If you knew the cure of a deadly disease that’s killing thousands of people, don’t you want to tell everyone of this good news?
This is the standard question pastors use to encourage church members to go evangelize and make disciples. In all honesty though, this doesn’t tug at my heartstrings at all. I mean, forgive me but I just think the question is too hypothetical. In my mind, there is no way I could discover anything remotely of medicinal value. And if ever I did manage to stumble into one, I’d probably be too worried it wouldn’t work on others that I’d probably just send an anonymous letter to a famous scientist so he could make further studies on the cure.
But of course that’s just me, and I know that behind that clever question is the idea that I should go and make disciples. Now that’s something I can wrap my head around with. Go and tell. Simple as that. It wasn’t until yesterday that my idea about discovering a cure changed dramatically.
During our small group meeting yesterday, our leader asked us about the highlights of the past week. One of the guys in the group told us how, for almost a week, his appetite was ruined by a canker sore (Filipino: singaw) that wouldn’t simply go away. Before he could even finish his litany of palate troubles, I was already at the edge of my seat. I know just exactly what he needed.
With the eagerness of a satisfied customer who is only too happy to recommend a product he found useful, I caught myself saying, “Do you know that in the Visayas, you can cure a canker sore in less than 30 seconds?” And I went on to tell the group the wonders of Canker Sore Drops, a product that was made Cebu and marketed only in selected parts of the Visayas.
When I was done singing the praises of Canker Sore Drops, I realized one thing: When it comes to canker sores, I have so much to say. I may not be a doctor but I am most certain that what I know is worth sharing. I would gladly repeat my story to the next person with a canker sore if an opportunity arises.
Coincidentally, our current sermon series was world missions- telling people of THE cure. I was surprised at the unmistakable spiritual parallel.
Whenever I encourage people to share the gospel to others, I am almost always confronted with a seemingly impossible excuse: they don’t know enough about God! “What if someone asks me about the Trinity? How am I supposed to answer that?” Most Christians like what they’re hearing in church. They love Jesus, they love church activities, but when it comes to telling others about their faith, they are too chicken to say something.
My sudden understanding of world missions and evangelism in general via Canker Sore Drops teaches one very important lesson for all believers: You DON’T HAVE TO know a lot! You don’t need a degree at Asian Theological Seminary to tell your friends about Jesus. When it comes to sharing the gospel, you only need to talk of the things that worked for you.
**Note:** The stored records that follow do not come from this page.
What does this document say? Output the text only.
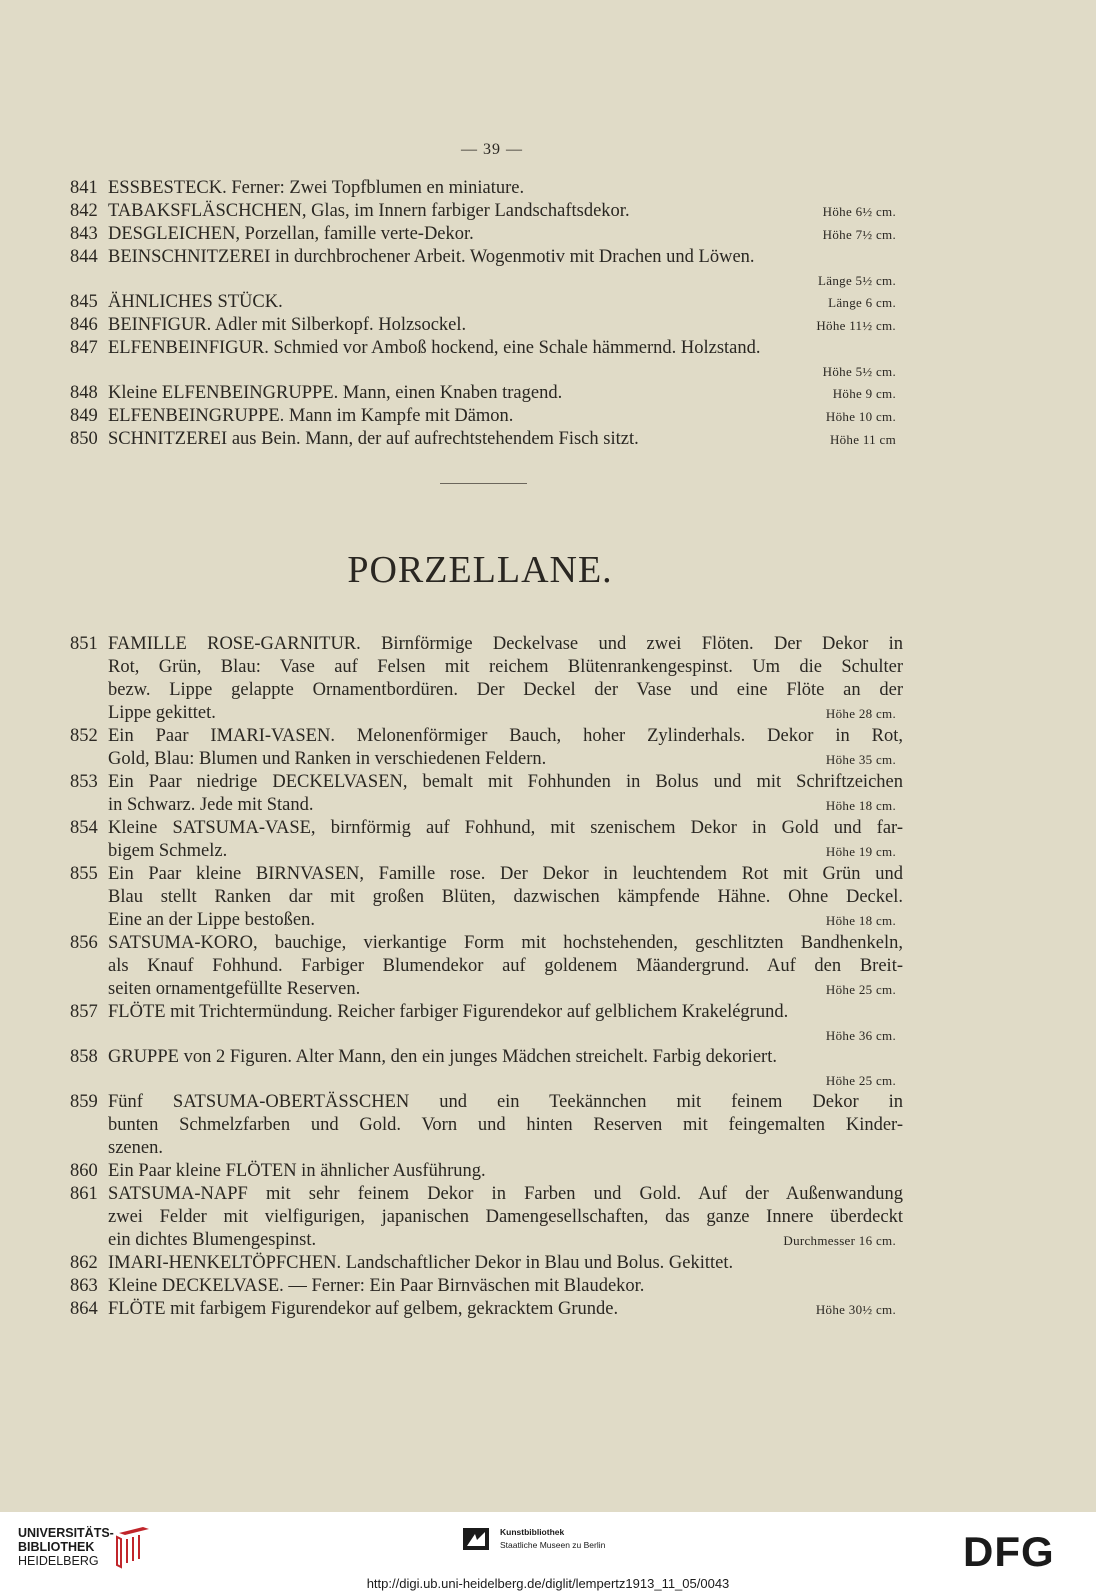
— 39 —
841 ESSBESTECK. Ferner: Zwei Topfblumen en miniature.
842 TABAKSFLÄSCHCHEN, Glas, im Innern farbiger Landschaftsdekor.	Höhe 6½ cm.
843 DESGLEICHEN, Porzellan, famille verte-Dekor.	Höhe 7½ cm.
844 BEINSCHNITZEREI in durchbrochener Arbeit. Wogenmotiv mit Drachen und Löwen.
Länge 5½ cm.
845 ÄHNLICHES STÜCK.	Länge 6 cm.
846 BEINFIGUR. Adler mit Silberkopf. Holzsockel.	Höhe 11½ cm.
847 ELFENBEINFIGUR. Schmied vor Amboß hockend, eine Schale hämmernd. Holzstand.
Höhe 5½ cm.
848 Kleine ELFENBEINGRUPPE. Mann, einen Knaben tragend.	Höhe 9 cm.
849 ELFENBEINGRUPPE. Mann im Kampfe mit Dämon.	Höhe 10 cm.
850 SCHNITZEREI aus Bein. Mann, der auf aufrechtstehendem Fisch sitzt.	Höhe 11 cm
PORZELLANE.
851 FAMILLE ROSE-GARNITUR. Birnförmige Deckelvase und zwei Flöten. Der Dekor in
Rot, Grün, Blau: Vase auf Felsen mit reichem Blütenrankengespinst. Um die Schulter
bezw. Lippe gelappte Ornamentbordüren. Der Deckel der Vase und eine Flöte an der
Lippe gekittet.	Höhe 28 cm.
852 Ein Paar IMARI-VASEN. Melonenförmiger Bauch, hoher Zylinderhals. Dekor in Rot,
Gold, Blau: Blumen und Ranken in verschiedenen Feldern.	Höhe 35 cm.
853 Ein Paar niedrige DECKELVASEN, bemalt mit Fohhunden in Bolus und mit Schriftzeichen
in Schwarz. Jede mit Stand.	Höhe 18 cm.
854 Kleine SATSUMA-VASE, birnförmig auf Fohhund, mit szenischem Dekor in Gold und far-
bigem Schmelz.	Höhe 19 cm.
855 Ein Paar kleine BIRNVASEN, Famille rose. Der Dekor in leuchtendem Rot mit Grün und
Blau stellt Ranken dar mit großen Blüten, dazwischen kämpfende Hähne. Ohne Deckel.
Eine an der Lippe bestoßen.	Höhe 18 cm.
856 SATSUMA-KORO, bauchige, vierkantige Form mit hochstehenden, geschlitzten Bandhenkeln,
als Knauf Fohhund. Farbiger Blumendekor auf goldenem Mäandergrund. Auf den Breit-
seiten ornamentgefüllte Reserven.	Höhe 25 cm.
857 FLÖTE mit Trichtermündung. Reicher farbiger Figurendekor auf gelblichem Krakelégrund.
Höhe 36 cm.
858 GRUPPE von 2 Figuren. Alter Mann, den ein junges Mädchen streichelt. Farbig dekoriert.
Höhe 25 cm.
859 Fünf SATSUMA-OBERTÄSSCHEN und ein Teekännchen mit feinem Dekor in
bunten Schmelzfarben und Gold. Vorn und hinten Reserven mit feingemalten Kinder-
szenen.
860 Ein Paar kleine FLÖTEN in ähnlicher Ausführung.
861 SATSUMA-NAPF mit sehr feinem Dekor in Farben und Gold. Auf der Außenwandung
zwei Felder mit vielfigurigen, japanischen Damengesellschaften, das ganze Innere überdeckt
ein dichtes Blumengespinst.	Durchmesser 16 cm.
862 IMARI-HENKELTÖPFCHEN. Landschaftlicher Dekor in Blau und Bolus. Gekittet.
863 Kleine DECKELVASE. — Ferner: Ein Paar Birnväschen mit Blaudekor.
864 FLÖTE mit farbigem Figurendekor auf gelbem, gekracktem Grunde.	Höhe 30½ cm.
UNIVERSITÄTS-
BIBLIOTHEK
HEIDELBERG
Kunstbibliothek
Staatliche Museen zu Berlin	DFG
http://digi.ub.uni-heidelberg.de/diglit/lempertz1913_11_05/0043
In my case, I didn’t need to discuss the chemical composition of Canker Sore Drops or the cellular activities that happens right after I apply the liquid into my tongue. I only needed to tell my friend that after twenty seconds, I could eat normally and enjoy grilled fish with delicious “sawsawan” (vinegar, soy sauce, lemon, sliced onions, green tomatoes and red pepper).
What does this mean? It means that saying “Jesus saved me from suicidal tendencies” is far better than conducting a six-week classroom type instruction on “Understanding the Basics of Soteriology.” I mean, seriously, how many in your circle of friends know what soteriology is in the first place? Biblical teaching and systematic theology have their own places in Christian development but they certainly don’t come at the time when you are just beginning to tell the person about your experiences with Jesus.
The funny thing is that we worry about theology so much. We feel like we need to memorize the Bible first before we can tell people of the gospel. The problem is that by the time you already mastered Christian doctrines, you will have stayed within the church walls for too long that you no longer have unbelieving friends around you.